Guerre en Iran et crise énergétique : quelles conséquences pour l’Afrique ?
- Harley McKenson-Kenguéléwa

- il y a 2 jours
- 27 min de lecture
À des milliers de kilomètres des lignes de front, la guerre en Iran agit déjà comme un accélérateur de tensions économiques mondiales, propulsant les prix du pétrole et du gaz à des niveaux critiques et ravivant le spectre d’un choc énergétique global. Dans un système où l’équilibre repose sur la fluidité des échanges et la stabilité des routes maritimes stratégiques, la moindre perturbation au Moyen-Orient se répercute immédiatement sur les marchés, alimentant inflation, volatilité financière et incertitudes sur la croissance. Pour l’Afrique, cette crise touche au cœur de ses équilibres économiques, entre dépendance aux importations énergétiques, fragilité des chaînes d’approvisionnement et pression accrue sur les budgets publics.
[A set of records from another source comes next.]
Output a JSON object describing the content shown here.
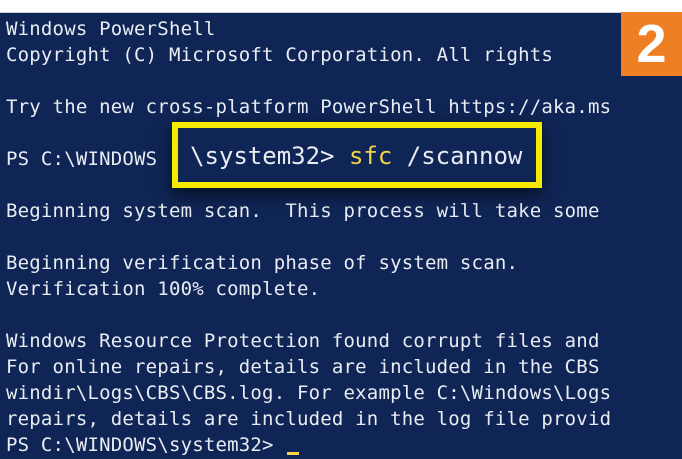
{
  "terminal": {
    "title_line": "Windows PowerShell",
    "copyright_line": "Copyright (C) Microsoft Corporation. All rights",
    "try_line": "Try the new cross-platform PowerShell https://aka.ms",
    "prompt_fragment": "PS C:\\WINDOWS",
    "scan_begin_line": "Beginning system scan.  This process will take some",
    "verify_begin_line": "Beginning verification phase of system scan.",
    "verify_complete_line": "Verification 100% complete.",
    "result_line_1": "Windows Resource Protection found corrupt files and",
    "result_line_2": "For online repairs, details are included in the CBS",
    "result_line_3": "windir\\Logs\\CBS\\CBS.log. For example C:\\Windows\\Logs",
    "result_line_4": "repairs, details are included in the log file provid",
    "final_prompt": "PS C:\\WINDOWS\\system32> "
  },
  "callout": {
    "path": "\\system32> ",
    "command": "sfc",
    "argument": " /scannow",
    "border_color": "#f5ea00"
  },
  "step_badge": {
    "number": "2",
    "color": "#ef7f25"
  },
  "colors": {
    "terminal_background": "#0f2555",
    "text": "#e9ecf2",
    "command_highlight": "#f3d34a"
  }
}
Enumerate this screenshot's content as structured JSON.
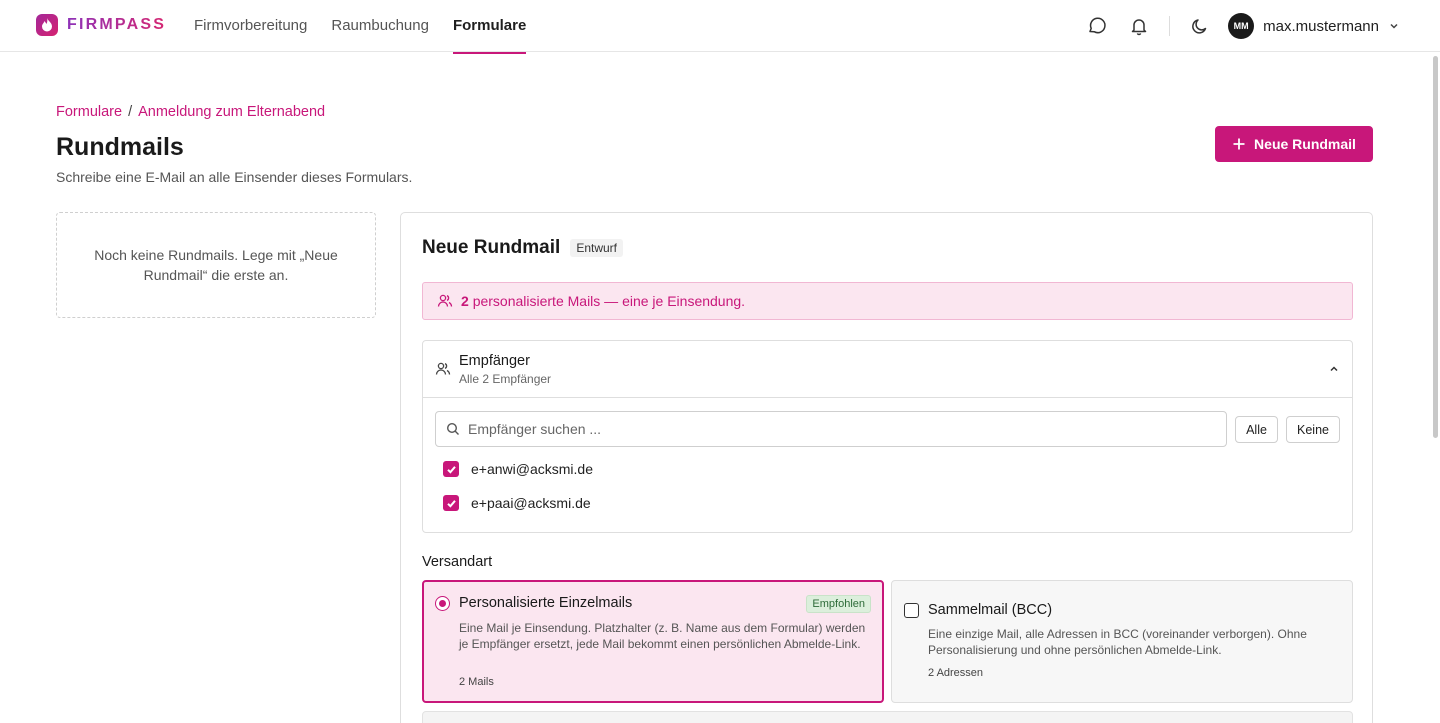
{
  "app": {
    "name": "FIRMPASS"
  },
  "nav": {
    "items": [
      {
        "label": "Firmvorbereitung"
      },
      {
        "label": "Raumbuchung"
      },
      {
        "label": "Formulare"
      }
    ],
    "active": "Formulare"
  },
  "user": {
    "initials": "MM",
    "name": "max.mustermann"
  },
  "breadcrumb": {
    "root": "Formulare",
    "separator": "/",
    "current": "Anmeldung zum Elternabend"
  },
  "page": {
    "title": "Rundmails",
    "subtitle": "Schreibe eine E-Mail an alle Einsender dieses Formulars.",
    "new_button": "Neue Rundmail"
  },
  "empty_state": "Noch keine Rundmails. Lege mit „Neue Rundmail“ die erste an.",
  "editor": {
    "title": "Neue Rundmail",
    "status_badge": "Entwurf",
    "banner": {
      "count": "2",
      "text": "personalisierte Mails — eine je Einsendung."
    },
    "recipients": {
      "title": "Empfänger",
      "summary": "Alle 2 Empfänger",
      "search_placeholder": "Empfänger suchen ...",
      "all_label": "Alle",
      "none_label": "Keine",
      "list": [
        {
          "email": "e+anwi@acksmi.de",
          "checked": true
        },
        {
          "email": "e+paai@acksmi.de",
          "checked": true
        }
      ]
    },
    "versandart": {
      "label": "Versandart",
      "options": [
        {
          "title": "Personalisierte Einzelmails",
          "badge": "Empfohlen",
          "description": "Eine Mail je Einsendung. Platzhalter (z. B. Name aus dem Formular) werden je Empfänger ersetzt, jede Mail bekommt einen persönlichen Abmelde-Link.",
          "count": "2 Mails",
          "selected": true
        },
        {
          "title": "Sammelmail (BCC)",
          "description": "Eine einzige Mail, alle Adressen in BCC (voreinander verborgen). Ohne Personalisierung und ohne persönlichen Abmelde-Link.",
          "count": "2 Adressen",
          "selected": false
        }
      ]
    }
  },
  "colors": {
    "accent": "#c8177a",
    "accent_bg": "#fbe6f0",
    "success_badge": "#dcefdc"
  }
}
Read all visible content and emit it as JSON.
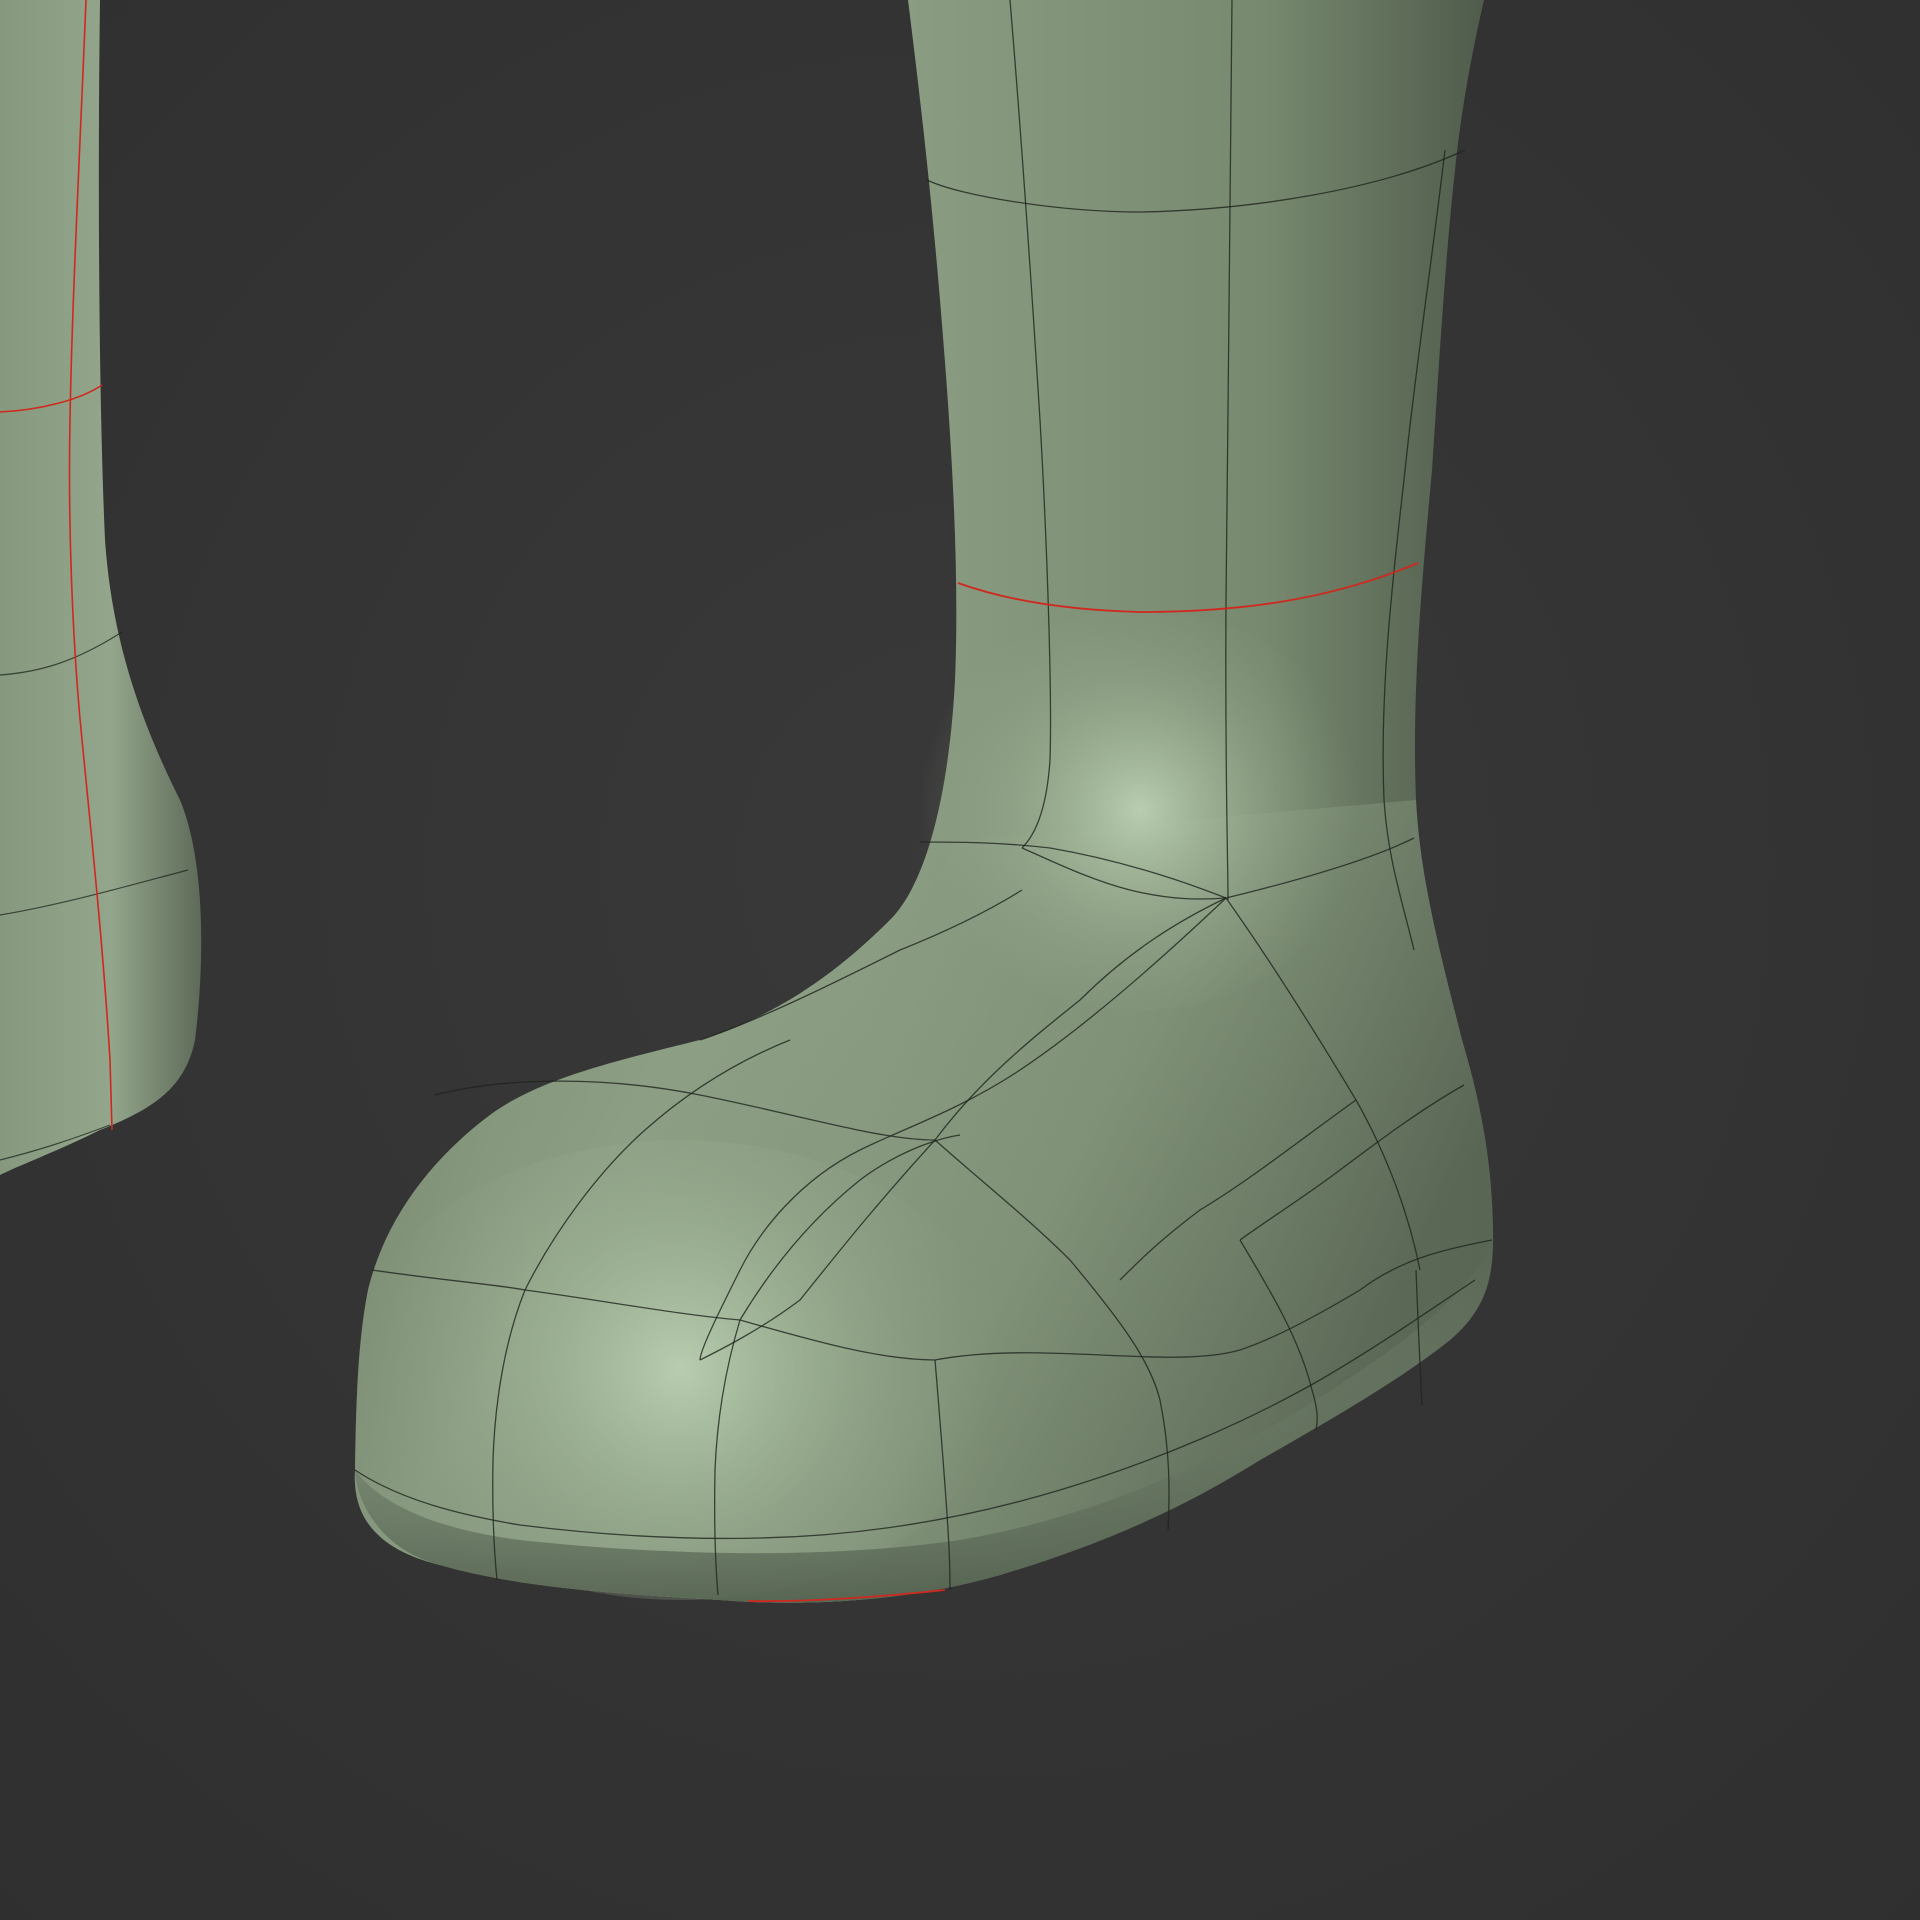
{
  "viewport": {
    "background_color": "#333333",
    "vignette_color": "#393939"
  },
  "model": {
    "name": "boot-mesh",
    "base_color": "#8fa287",
    "highlight_color": "#b8ccb0",
    "shadow_color": "#4f5a4c",
    "wire_color": "#1f241e",
    "seam_color": "#d0281e"
  },
  "icons": {
    "seam": "uv-seam-edge",
    "wire": "mesh-wireframe-edge"
  }
}
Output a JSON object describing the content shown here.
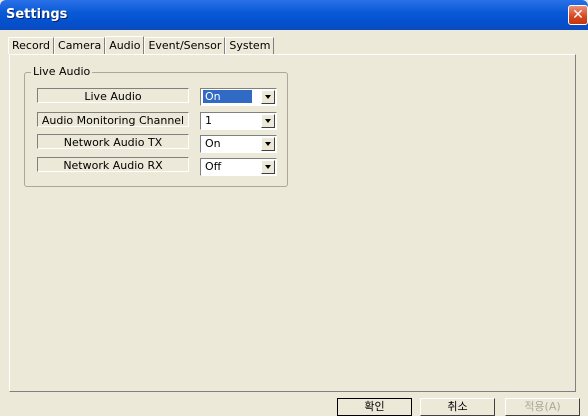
{
  "window": {
    "title": "Settings",
    "close_glyph": "✕"
  },
  "tabs": [
    {
      "label": "Record"
    },
    {
      "label": "Camera"
    },
    {
      "label": "Audio",
      "active": true
    },
    {
      "label": "Event/Sensor"
    },
    {
      "label": "System"
    }
  ],
  "group": {
    "title": "Live Audio",
    "rows": [
      {
        "label": "Live Audio",
        "value": "On"
      },
      {
        "label": "Audio Monitoring Channel",
        "value": "1"
      },
      {
        "label": "Network Audio TX",
        "value": "On"
      },
      {
        "label": "Network Audio RX",
        "value": "Off"
      }
    ]
  },
  "buttons": {
    "ok": "확인",
    "cancel": "취소",
    "apply": "적용(A)"
  }
}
Tandis que certains pays exportateurs d’hydrocarbures pourraient tirer parti de la hausse des cours, la majorité des économies africaines se retrouve exposée à une hausse du coût de la vie, à des tensions alimentaires et à un risque de ralentissement économique. Quels sont les mécanismes de transmission de ce choc ? Quels secteurs seront les plus touchés ? Et dans quelle mesure cette crise peut-elle redessiner les perspectives économiques du continent à court et moyen terme ? Autant de questions auxquelles CEO Afrique apporte des éléments de réponse, en analysant les scénarios possibles, les opportunités émergentes et les risques systémiques.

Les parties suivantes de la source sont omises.